When Peadar Tóibín finally admitted the true nature of the Sinn Féin party, his revelations were seen by some as newsworthy. It is a centrally controlled political machine which operates on instructions from apparatchiks theoretically under the control of its Árd-Chomhairle. No real dissent is permitted.
Elected representatives are instructed on how to vote and what to say by un-elected officials. They have no choice as to who is employed in their office. Many of them are actually subordinate to those who work in party offices in Leinster House and in Stormont.
When Michelle O’Neill was made leader of the party in Stormont in succession to Martin McGuinness, there was no hint of a contest and no indication as to whom the decision was made by.
More than twenty elected Oireachtas members and councillors left Sinn Féin complaining of bullying over the last five years. But no-one in the media delved deeply into the underlying causes.
Normally, elected public representatives have sufficient standing in their own right to resist bullying and coercion – not so in Sinn Féin. They are all oath-bound to take binding instruction on any matter as directed by the party’s central controllers.

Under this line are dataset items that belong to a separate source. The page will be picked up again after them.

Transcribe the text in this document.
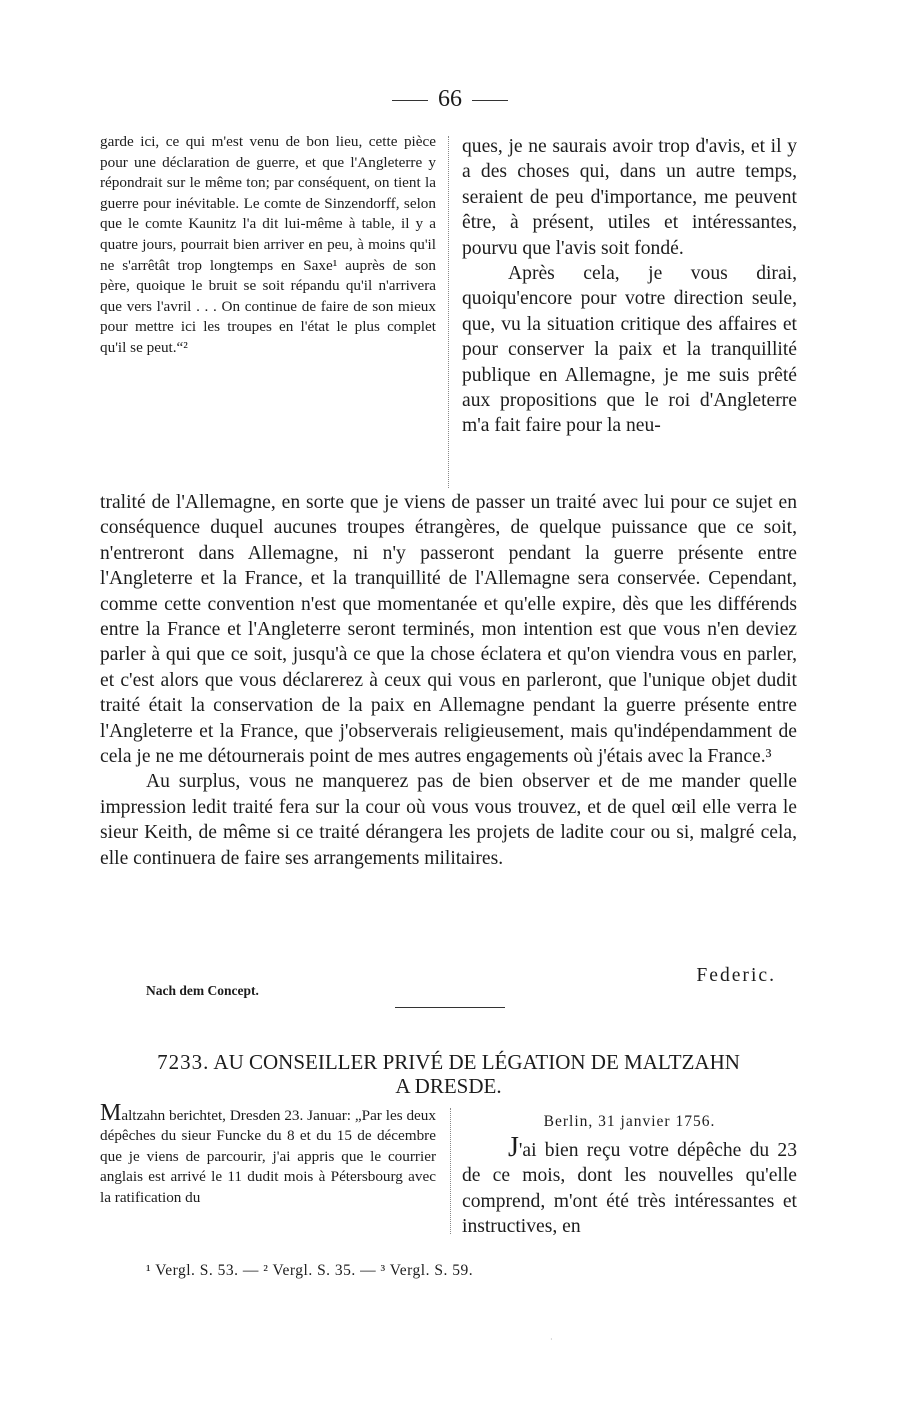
66

garde ici, ce qui m'est venu de bon lieu, cette pièce pour une déclaration de guerre, et que l'Angleterre y répondrait sur le même ton; par conséquent, on tient la guerre pour inévitable. Le comte de Sinzendorff, selon que le comte Kaunitz l'a dit lui-même à table, il y a quatre jours, pourrait bien arriver en peu, à moins qu'il ne s'arrêtât trop longtemps en Saxe¹ auprès de son père, quoique le bruit se soit répandu qu'il n'arrivera que vers l'avril . . . On continue de faire de son mieux pour mettre ici les troupes en l'état le plus complet qu'il se peut.“²

ques, je ne saurais avoir trop d'avis, et il y a des choses qui, dans un autre temps, seraient de peu d'importance, me peuvent être, à présent, utiles et intéressantes, pourvu que l'avis soit fondé.

Après cela, je vous dirai, quoiqu'encore pour votre direction seule, que, vu la situation critique des affaires et pour conserver la paix et la tranquillité publique en Allemagne, je me suis prêté aux propositions que le roi d'Angleterre m'a fait faire pour la neu-

tralité de l'Allemagne, en sorte que je viens de passer un traité avec lui pour ce sujet en conséquence duquel aucunes troupes étrangères, de quelque puissance que ce soit, n'entreront dans Allemagne, ni n'y passeront pendant la guerre présente entre l'Angleterre et la France, et la tranquillité de l'Allemagne sera conservée. Cependant, comme cette convention n'est que momentanée et qu'elle expire, dès que les différends entre la France et l'Angleterre seront terminés, mon intention est que vous n'en deviez parler à qui que ce soit, jusqu'à ce que la chose éclatera et qu'on viendra vous en parler, et c'est alors que vous déclarerez à ceux qui vous en parleront, que l'unique objet dudit traité était la conservation de la paix en Allemagne pendant la guerre présente entre l'Angleterre et la France, que j'observerais religieusement, mais qu'indépendamment de cela je ne me détournerais point de mes autres engagements où j'étais avec la France.³

Au surplus, vous ne manquerez pas de bien observer et de me mander quelle impression ledit traité fera sur la cour où vous vous trouvez, et de quel œil elle verra le sieur Keith, de même si ce traité dérangera les projets de ladite cour ou si, malgré cela, elle continuera de faire ses arrangements militaires.

Federic.
Nach dem Concept.
7233. AU CONSEILLER PRIVÉ DE LÉGATION DE MALTZAHN
A DRESDE.
Maltzahn berichtet, Dresden 23. Januar: „Par les deux dépêches du sieur Funcke du 8 et du 15 de décembre que je viens de parcourir, j'ai appris que le courrier anglais est arrivé le 11 dudit mois à Pétersbourg avec la ratification du
Berlin, 31 janvier 1756.
J'ai bien reçu votre dépêche du 23 de ce mois, dont les nouvelles qu'elle comprend, m'ont été très intéressantes et instructives, en
¹ Vergl. S. 53. — ² Vergl. S. 35. — ³ Vergl. S. 59.
·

Efforts in Monday’s TV debate to examine that issue and Sinn Féin opposition to the Special Criminal Court were successfully brushed aside by Mary Lou McDonald in a gale of vacuous cliché and evasion. Of course it’s difficult to control a seven person panel. But RTÉ fell down in not requiring a straight answer on a straightforward issue..

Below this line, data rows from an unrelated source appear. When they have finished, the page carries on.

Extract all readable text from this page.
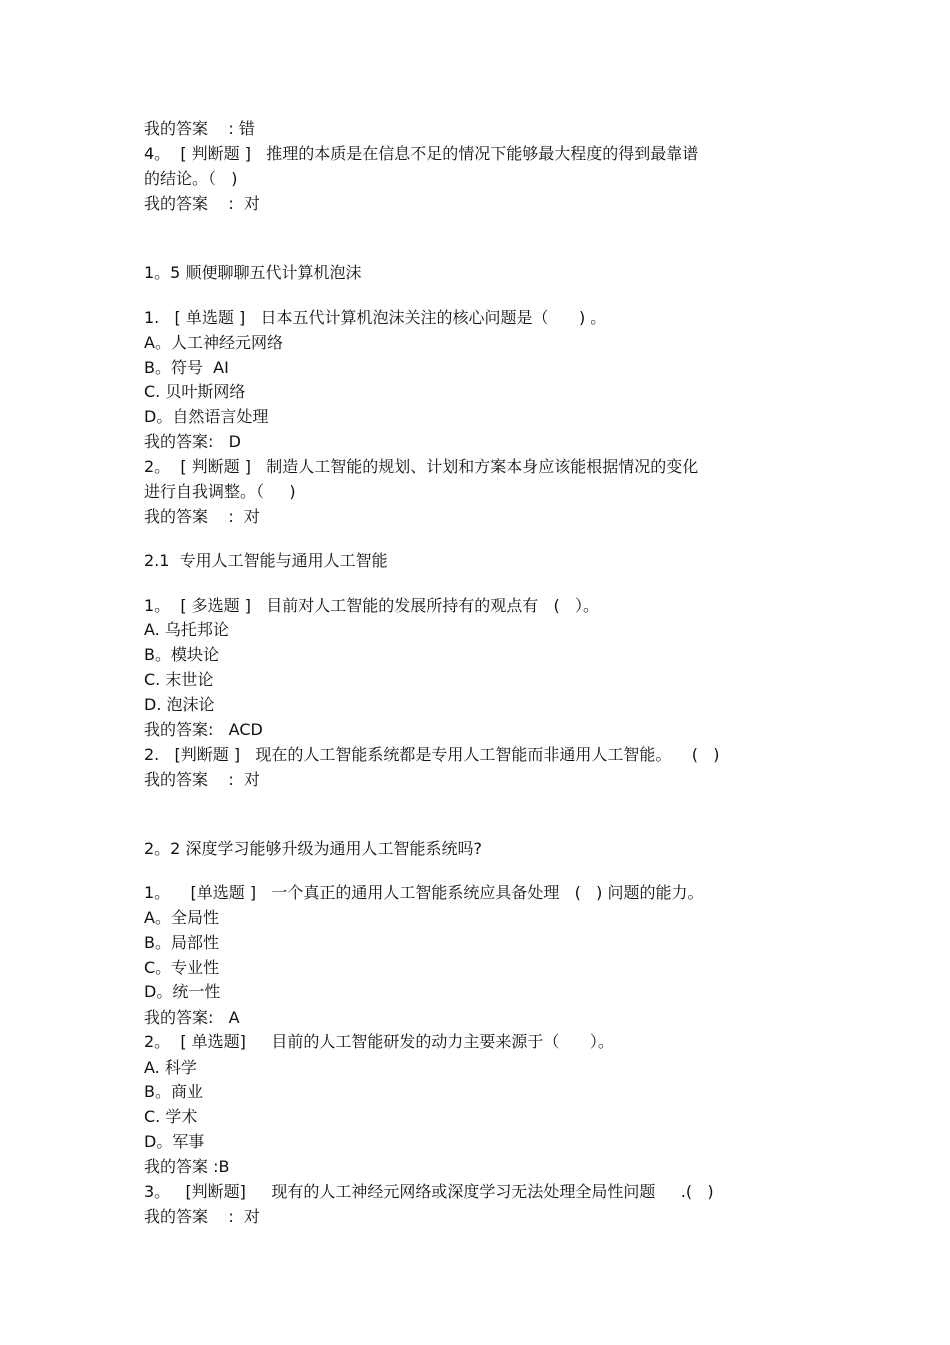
我的答案    : 错
4。  [ 判断题 ]   推理的本质是在信息不足的情况下能够最大程度的得到最靠谱
的结论。（   )
我的答案    :  对
1。5 顺便聊聊五代计算机泡沫
1.   [ 单选题 ]   日本五代计算机泡沫关注的核心问题是（      ) 。
A。人工神经元网络
B。符号  AI
C. 贝叶斯网络
D。自然语言处理
我的答案:   D
2。  [ 判断题 ]   制造人工智能的规划、计划和方案本身应该能根据情况的变化
进行自我调整。（     )
我的答案    :  对
2.1  专用人工智能与通用人工智能
1。  [ 多选题 ]   目前对人工智能的发展所持有的观点有   (   ）。
A. 乌托邦论
B。模块论
C. 末世论
D. 泡沫论
我的答案:   ACD
2.   [判断题 ]   现在的人工智能系统都是专用人工智能而非通用人工智能。    (   )
我的答案    :  对
2。2 深度学习能够升级为通用人工智能系统吗?
1。    [单选题 ]   一个真正的通用人工智能系统应具备处理   (   ) 问题的能力。
A。全局性
B。局部性
C。专业性
D。统一性
我的答案:   A
2。  [ 单选题]     目前的人工智能研发的动力主要来源于（      ）。
A. 科学
B。商业
C. 学术
D。军事
我的答案 :B
3。   [判断题]     现有的人工神经元网络或深度学习无法处理全局性问题     .(   )
我的答案    :  对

That debate was depressing. Vacuity, inanity and evasion simply talked down reason and interrogation. Blather and cliché prospered while reason perished. The important participants clearly simply hoped to survive unscathed; the unimportant participants became self-important because they were afforded a phony equality that belies their poll standings of 2% to 5%.

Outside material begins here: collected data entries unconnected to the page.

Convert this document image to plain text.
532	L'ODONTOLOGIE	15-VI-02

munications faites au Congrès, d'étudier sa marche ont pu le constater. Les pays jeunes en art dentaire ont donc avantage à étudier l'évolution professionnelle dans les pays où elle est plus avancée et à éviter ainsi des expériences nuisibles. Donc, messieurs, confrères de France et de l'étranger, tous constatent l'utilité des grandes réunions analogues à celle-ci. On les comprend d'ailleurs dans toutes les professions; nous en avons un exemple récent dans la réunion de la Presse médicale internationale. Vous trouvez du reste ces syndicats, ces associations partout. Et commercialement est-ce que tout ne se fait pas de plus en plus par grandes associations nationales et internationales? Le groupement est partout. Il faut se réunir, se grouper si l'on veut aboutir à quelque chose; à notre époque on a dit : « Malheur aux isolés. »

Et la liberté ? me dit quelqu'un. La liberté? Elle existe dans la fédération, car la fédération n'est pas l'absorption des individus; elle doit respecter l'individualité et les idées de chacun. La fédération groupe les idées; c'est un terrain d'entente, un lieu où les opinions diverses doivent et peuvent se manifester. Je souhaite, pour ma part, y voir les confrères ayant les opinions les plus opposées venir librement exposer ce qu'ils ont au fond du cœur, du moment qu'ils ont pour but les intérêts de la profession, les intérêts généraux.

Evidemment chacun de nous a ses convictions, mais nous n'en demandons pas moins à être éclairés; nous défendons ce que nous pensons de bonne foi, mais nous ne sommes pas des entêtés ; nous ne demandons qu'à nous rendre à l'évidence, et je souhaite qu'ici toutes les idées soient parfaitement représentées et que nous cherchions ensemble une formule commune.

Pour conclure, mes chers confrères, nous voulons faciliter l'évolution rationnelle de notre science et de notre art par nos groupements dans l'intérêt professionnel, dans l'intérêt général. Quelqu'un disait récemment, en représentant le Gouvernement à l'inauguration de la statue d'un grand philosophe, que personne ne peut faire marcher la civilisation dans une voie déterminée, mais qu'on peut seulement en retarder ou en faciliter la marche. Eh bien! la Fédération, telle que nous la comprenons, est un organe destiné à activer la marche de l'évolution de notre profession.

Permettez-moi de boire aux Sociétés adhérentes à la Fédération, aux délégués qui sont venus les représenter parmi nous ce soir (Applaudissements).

The deadly serious business afoot of electing 160 TDs to put in place a government for the next five years seemed wholly removed from the Galway studio.
Yes, the participants were asked about coalition intentions. But in large measure they dissembled. The idiotic proposition that it is arrogant for one party to state clearly that it will not coalesce in government with another party was lent credence by the moderator.
It simply is not arrogant to say that you will not coalesce with a party with policies or values incompatible with your own; it is honest. It is childish to assert that it is somehow undemocratic or disrespectful of another party’s mandate to make it clear to voters in advance of an election that you will not be sharing government with it after the election. That is called clarity.
If Sinn Féin cannot find prospective partners to form a coalition, that is because the people as a whole will have left them in that position by their votes. Perhaps Sinn Féin would look in the mirror and ask itself whether tight control by a small cadre centred in Belfast is holding it back. Perhaps they might permit dissent and open debate. Perhaps they might respect the status and autonomy of elected public representatives.
After all, members of Dáil Éireann and indeed Seanad Éireann are constitutional office-holders – not just messenger boys for party headquarters.
Making sense of the shards in the political kaleidoscope is all the more bewildering when you look at the Rangers-Celtic political sectarianism between Fianna Fáil and Fine Gael.
But then we are never really told why there is a division between Labour and the Social Democrats. Is it ideological?
And while political scientists can explain the schisms in Marxist ideology that divide Paul Murphy’s new party from Anti-Austerity Alliance/ People Before Profit, their voters are systematically denied access to such information.
Voters are being offered a mind-blowing set of policy choices many of which are also prosperity-blowing. Basic income for all, four-day weeks, free childcare, no property tax, wealth taxes, re-wilding, re-opening greenways as railways, 5000 phantom nurse recruits, wage and welfare increases, tax cuts and an end to our corporation tax regime – it’s all on offer.
Spoiled for choice? Or ruined by nonsensical choices? That is the question.
In the end of the day, we need a buoyant revenue base to pay for social justice programmes. We need to balance the books. We need to attract investment and to grow native enterprise. We need to deliver housing. We simply can’t lose the opportunity to elect a coherent, capable and sustainable government.
Green issues are being mentioned on the door. The non-green, day-to-day political agenda is where most choice lies.
Monday’s debate frightened me somewhat. I hope many, like me, will use the last weekend of the campaign to work out how best to use our votes to avoid chaos and to elect a Dáil that will deliver a coherent, capable and caring government. An awful lot rides on it.